Emerging evidence supports these observations. In 2014, an analysis by Swinburn’s team of the dietary habits and mental health of New Zealand adolescents was published in the European Journal of Clinical Nutrition. They found diet had two independent effects on mental health: whereas eating healthy foods was strongly associated with better emotional health, there was a significant link between unhealthy eating and greater emotional distress. Although this observational study doesn’t prove cause and effect, it supports the view that healthy and unhealthy foods have separate effects.

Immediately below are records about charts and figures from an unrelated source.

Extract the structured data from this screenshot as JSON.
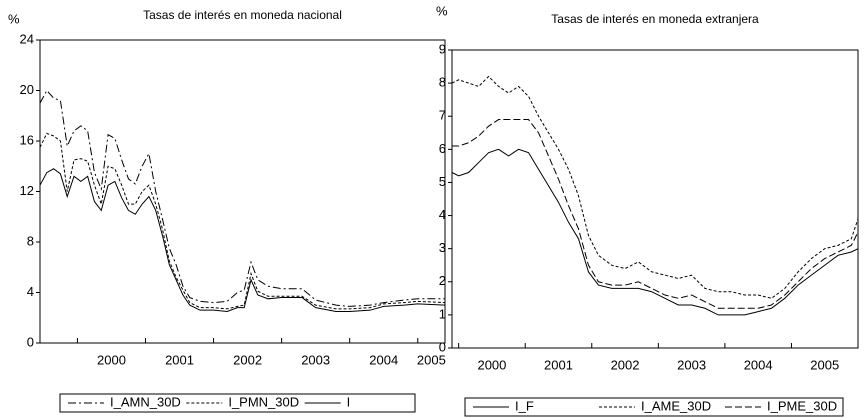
{
  "chart_data": [
    {
      "type": "line",
      "title": "Tasas de interés en moneda nacional",
      "ylabel": "%",
      "x": [
        1999.45,
        1999.55,
        1999.65,
        1999.75,
        1999.85,
        1999.95,
        2000.05,
        2000.15,
        2000.25,
        2000.35,
        2000.45,
        2000.55,
        2000.65,
        2000.75,
        2000.85,
        2000.95,
        2001.05,
        2001.15,
        2001.25,
        2001.35,
        2001.45,
        2001.55,
        2001.65,
        2001.8,
        2002.0,
        2002.2,
        2002.35,
        2002.45,
        2002.55,
        2002.65,
        2002.8,
        2003.0,
        2003.3,
        2003.5,
        2003.8,
        2004.0,
        2004.3,
        2004.5,
        2004.8,
        2005.0,
        2005.4
      ],
      "xlim": [
        1999.45,
        2005.4
      ],
      "xticks": [
        2000,
        2001,
        2002,
        2003,
        2004,
        2005
      ],
      "ylim": [
        0,
        24
      ],
      "yticks": [
        0,
        4,
        8,
        12,
        16,
        20,
        24
      ],
      "series": [
        {
          "name": "I_AMN_30D",
          "color": "#000000",
          "dash": "dashdot",
          "values": [
            19.0,
            20.0,
            19.4,
            19.2,
            15.6,
            16.8,
            17.2,
            16.8,
            13.5,
            12.2,
            16.5,
            16.2,
            14.5,
            13.0,
            12.6,
            14.0,
            15.0,
            12.0,
            9.8,
            7.5,
            6.2,
            4.5,
            3.6,
            3.3,
            3.2,
            3.3,
            4.0,
            4.2,
            6.4,
            5.0,
            4.5,
            4.3,
            4.3,
            3.4,
            3.0,
            2.9,
            3.0,
            3.2,
            3.4,
            3.5,
            3.5
          ]
        },
        {
          "name": "I_PMN_30D",
          "color": "#000000",
          "dash": "dash",
          "values": [
            15.5,
            16.6,
            16.4,
            16.0,
            12.0,
            14.5,
            14.6,
            14.4,
            12.5,
            11.0,
            14.0,
            13.8,
            12.5,
            11.0,
            11.0,
            12.0,
            12.5,
            11.0,
            9.0,
            6.5,
            5.2,
            4.2,
            3.2,
            2.8,
            2.8,
            2.7,
            2.9,
            3.0,
            5.5,
            4.1,
            3.7,
            3.7,
            3.7,
            3.0,
            2.7,
            2.7,
            2.8,
            3.1,
            3.2,
            3.3,
            3.2
          ]
        },
        {
          "name": "I",
          "color": "#000000",
          "dash": "solid",
          "values": [
            12.5,
            13.5,
            13.8,
            13.4,
            11.6,
            13.2,
            12.8,
            13.2,
            11.2,
            10.5,
            12.5,
            12.8,
            11.5,
            10.5,
            10.2,
            11.0,
            11.6,
            10.5,
            8.5,
            6.2,
            5.0,
            3.8,
            3.0,
            2.6,
            2.6,
            2.5,
            2.8,
            2.8,
            5.0,
            3.8,
            3.5,
            3.6,
            3.6,
            2.8,
            2.5,
            2.5,
            2.6,
            2.9,
            3.0,
            3.1,
            3.0
          ]
        }
      ]
    },
    {
      "type": "line",
      "title": "Tasas de interés en moneda extranjera",
      "ylabel": "%",
      "x": [
        1999.9,
        2000.0,
        2000.15,
        2000.3,
        2000.45,
        2000.6,
        2000.75,
        2000.9,
        2001.05,
        2001.2,
        2001.35,
        2001.5,
        2001.65,
        2001.8,
        2001.95,
        2002.1,
        2002.3,
        2002.5,
        2002.7,
        2002.9,
        2003.1,
        2003.3,
        2003.5,
        2003.7,
        2003.9,
        2004.1,
        2004.3,
        2004.5,
        2004.7,
        2004.9,
        2005.1,
        2005.3,
        2005.5,
        2005.7,
        2005.9,
        2006.0
      ],
      "xlim": [
        1999.9,
        2006.0
      ],
      "xticks": [
        2000,
        2001,
        2002,
        2003,
        2004,
        2005
      ],
      "ylim": [
        0,
        9
      ],
      "yticks": [
        0,
        1,
        2,
        3,
        4,
        5,
        6,
        7,
        8,
        9
      ],
      "series": [
        {
          "name": "I_F",
          "color": "#000000",
          "dash": "solid",
          "values": [
            5.3,
            5.2,
            5.3,
            5.6,
            5.9,
            6.0,
            5.8,
            6.0,
            5.9,
            5.4,
            4.9,
            4.4,
            3.8,
            3.3,
            2.3,
            1.9,
            1.8,
            1.8,
            1.8,
            1.7,
            1.5,
            1.3,
            1.3,
            1.2,
            1.0,
            1.0,
            1.0,
            1.1,
            1.2,
            1.5,
            1.9,
            2.2,
            2.5,
            2.8,
            2.9,
            3.0
          ]
        },
        {
          "name": "I_AME_30D",
          "color": "#000000",
          "dash": "dash",
          "values": [
            8.0,
            8.1,
            8.0,
            7.9,
            8.2,
            7.9,
            7.7,
            7.9,
            7.6,
            7.0,
            6.5,
            6.0,
            5.4,
            4.6,
            3.4,
            2.8,
            2.5,
            2.4,
            2.6,
            2.3,
            2.2,
            2.1,
            2.2,
            1.8,
            1.7,
            1.7,
            1.6,
            1.6,
            1.5,
            1.8,
            2.3,
            2.7,
            3.0,
            3.1,
            3.3,
            3.9
          ]
        },
        {
          "name": "I_PME_30D",
          "color": "#000000",
          "dash": "longdash",
          "values": [
            6.1,
            6.1,
            6.2,
            6.4,
            6.7,
            6.9,
            6.9,
            6.9,
            6.9,
            6.5,
            5.8,
            5.1,
            4.3,
            3.6,
            2.5,
            2.0,
            1.9,
            1.9,
            2.0,
            1.8,
            1.6,
            1.5,
            1.6,
            1.4,
            1.2,
            1.2,
            1.2,
            1.2,
            1.3,
            1.6,
            2.0,
            2.4,
            2.7,
            2.9,
            3.1,
            3.5
          ]
        }
      ]
    }
  ]
}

New Zealanders eat many discretionary foods that are nutrient-poor and high in saturated fat, salt or added sugar. The most recent New Zealand Adult Nutrition Survey (2008/9) reveals more than a quarter of our energy intake comes from such foods as non-alcoholic drinks (5%), alcoholic beverages (4.9%), sugar and sweets (4.2%), cakes and muffins (3.7%), biscuits (2.7%), pies and pasties (2.5%), snack bars and foods (1.3%) and puddings and desserts (1%).

What’s more, that 25.3% excludes fast food.

By 2020, it’s estimated nearly three-quarters of deaths and 60% of all disability-adjusted life years will be attributed to non-communicable diseases such as diabetes, cancer and cardiovascular disease. Most of the key causes of these diseases are diet or diet-related.

We can eat a healthy breakfast, lunch and dinner and enjoy the occasional chocolate biscuit or two, but if we continue to consume a quarter or more of our energy from nutritionally bereft discretionary foods, we’ll have a big problem on our hands.